K.B. Jumah., A.A. Yeboah
Department of Radiology, University of Ghana Medical School
Korle Bu Teaching Hospital, Accra, Ghana

Abstract
A case of a 13 years old boy with posterior urethral valve calcification is presented. The diagnosis of this rare anomaly was made by plain film and micturiting cystourethrogram. Routine urine analyzis revealed Schistoma hematobium ova as the reason of urethral calcification.

Calcifications of the urinary tract may occur in bilharziasis, tuberculosis or tumor. Posterior urethral valves are the most common obstructive congenital lesions of the male urethra with an incidence of 1 in 5.000 to 8.000. The majority of patients are diagnosed before the age of one year, although presentations over the age of 20 years have been reported in as many as 20 percent of patients. Clinical spectrum varies from mild lower urinary tract obstruction to severe renal compromise (1,2,3). Urethral stones are not uncommon, usually having been passed down from upper urinary tract, but calcification of the urethra and more so of the posterior urethral valve has never been documented in the literature.
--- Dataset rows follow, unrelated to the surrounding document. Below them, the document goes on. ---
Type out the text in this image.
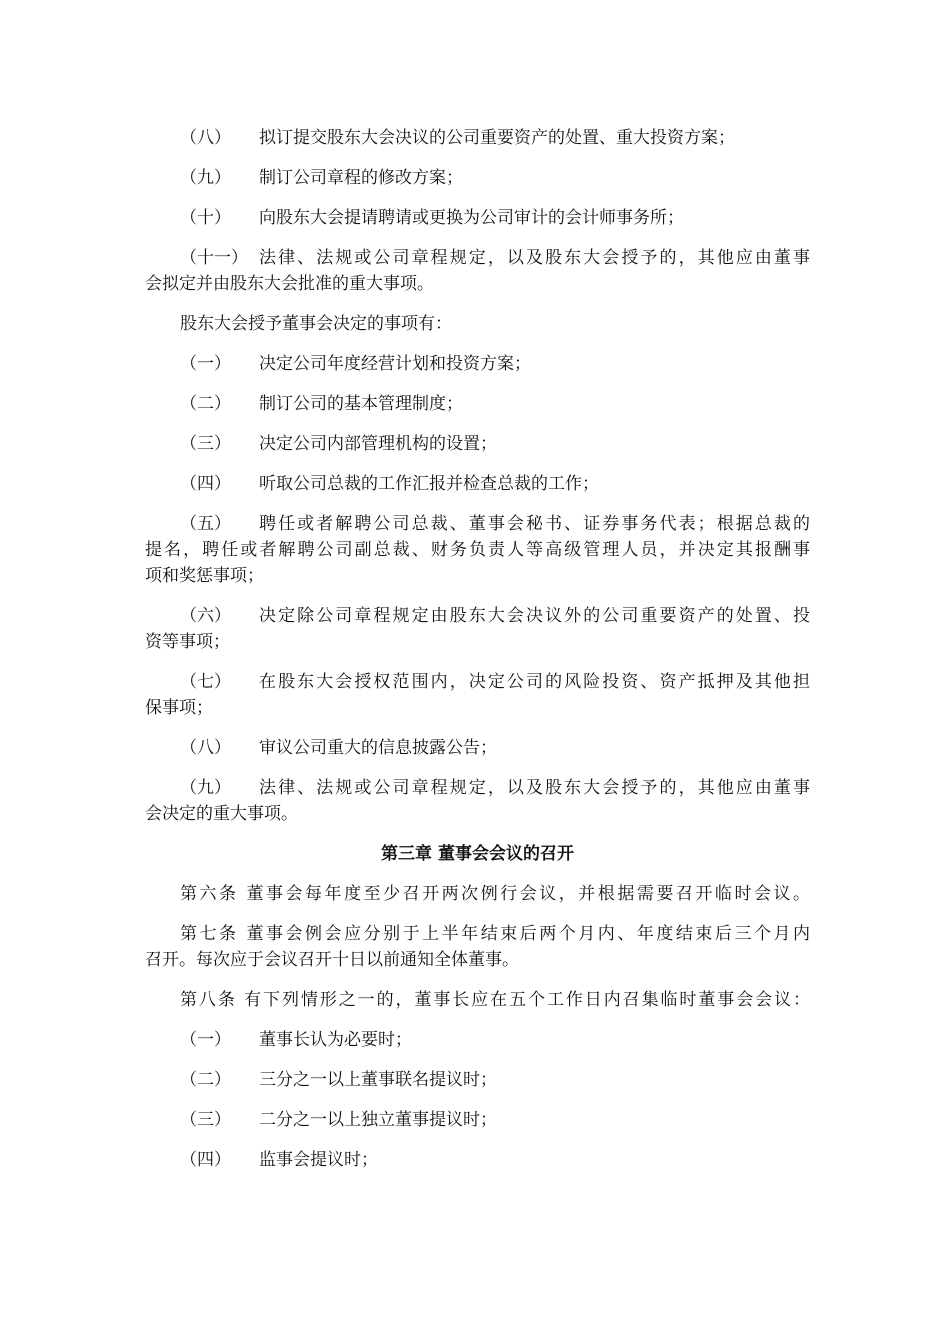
（八）	拟订提交股东大会决议的公司重要资产的处置、重大投资方案；
（九）	制订公司章程的修改方案；
（十）	向股东大会提请聘请或更换为公司审计的会计师事务所；
（十一） 法律、法规或公司章程规定，以及股东大会授予的，其他应由董事
会拟定并由股东大会批准的重大事项。
股东大会授予董事会决定的事项有：
（一）	决定公司年度经营计划和投资方案；
（二）	制订公司的基本管理制度；
（三）	决定公司内部管理机构的设置；
（四）	听取公司总裁的工作汇报并检查总裁的工作；
（五）	聘任或者解聘公司总裁、董事会秘书、证券事务代表；根据总裁的
提名，聘任或者解聘公司副总裁、财务负责人等高级管理人员，并决定其报酬事
项和奖惩事项；
（六）	决定除公司章程规定由股东大会决议外的公司重要资产的处置、投
资等事项；
（七）	在股东大会授权范围内，决定公司的风险投资、资产抵押及其他担
保事项；
（八）	审议公司重大的信息披露公告；
（九）	法律、法规或公司章程规定，以及股东大会授予的，其他应由董事
会决定的重大事项。
第三章 董事会会议的召开
第六条 董事会每年度至少召开两次例行会议，并根据需要召开临时会议。
第七条 董事会例会应分别于上半年结束后两个月内、年度结束后三个月内
召开。每次应于会议召开十日以前通知全体董事。
第八条 有下列情形之一的，董事长应在五个工作日内召集临时董事会会议：
（一）	董事长认为必要时；
（二）	三分之一以上董事联名提议时；
（三）	二分之一以上独立董事提议时；
（四）	监事会提议时；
Keywords : Calcification, Posterior Urethral Valve, Bilharziasis

Case report
A 13 years old boy with nocturnal enuresis for 8 years was referred to the Korle Bu Teaching Hospital, Radiology Department for intravenous urography (IVU) examination. Abdominal plain film (Fig. 1.) demonstrated calcification in a dilated portion of the urethra. An IVU (Fig. 2.) showed normal pyelograms, ureters and bladder with no obstructive uropathy.
Micturiting Cystourethrogram (Fig. 3.) confirmed the calcification of posterior urethral valve and urethra. Routine urine examination revealed Schistisoma haematobium ova.


Discussion
Posterior urethral valves are the most common cause of lower urinary tarct obstruction during infancy and childhood. They occur almost exclusively in males owing to the embryologic organ (1,2).
The clinical picture in children with congenital posterior urethral valve present in a variety of ways depending primarily on the degree of obstruction and classically presenting symptoms are age dependant.
Neonates may present with ascites and palpable abdominal mass from distended bladder and hydronephrosis. In infants, it may present with failure to thrive, vomiting and easily palpable kidneys and bladder. In older children like this 13 years old boy, the presentation is more variable, frequently revolving around voiding problems, either nocturnal eneuresis or daytime urgency. The obstruction is correspondingly less severe and voiding may be normal in these children. Intravenous urograms are often normal or nearly so as in this case (3). Bilharziasis of the urethra may occur as the adult schistosoma haematubium worm may gain access to the urethra via connections between the vesico-prostatic venous plexus, the urethral veins and the dorsal veins of the penis. Lesions usually develop in three successive phases characterized by the formation of bilharzial granulations in the submucosa, followed by atrophic changes in the overlying mucosa and the development of superficial ulcers which heal with variable degree of scarring but bilharzial stricture of the urethra is a rare occurrence (4). Urethral calcification as a complication of urethral bilharziasis has never been reported in the literature and more so calcification involving the posterior urethral valve.

Reference

1. Aaronson IA : Posterior Urethral Valve : a review of 120 cases. S. Afri. Med J 65 : 418, 1984.
Cheever AW, Young SW, Shehata A.
2. Firlit C : Urethral abnormalities.
Urol Clin. North Am 5 : 31, 1978.
3. Eklof O., Olsson H : The Variability of Urographic findings in posterior urethral valves. Peditric Radiol 14 : 215, 1984.
4. Calcification of Schistosoma haematobium eggs : Relation of radiologically demonstrable calcification to eggs in tissue and passage of eggs in urine.
Transaction Royal Society Tropical Medicine Hygiene, 69 : 410 - 141, 1975.

Legends
Figure 1. Abdominal plain film showed urethral calcification.
Figure 2. Intravenous urogram showed normal filling of pyelocaliceal system, ureter, and bladder.
Figure 3. On micturiting cystourethrogram calcification of urethral valve and urethra was seen.


Jumah K.B. M.D.
Department of Radiology,
University of Ghana Medical School
Korle Bu Teaching Hospital, Accra, Ghana


Editorial comment
It will be interesting to know if there were any similar cases after the 1980s in the literature.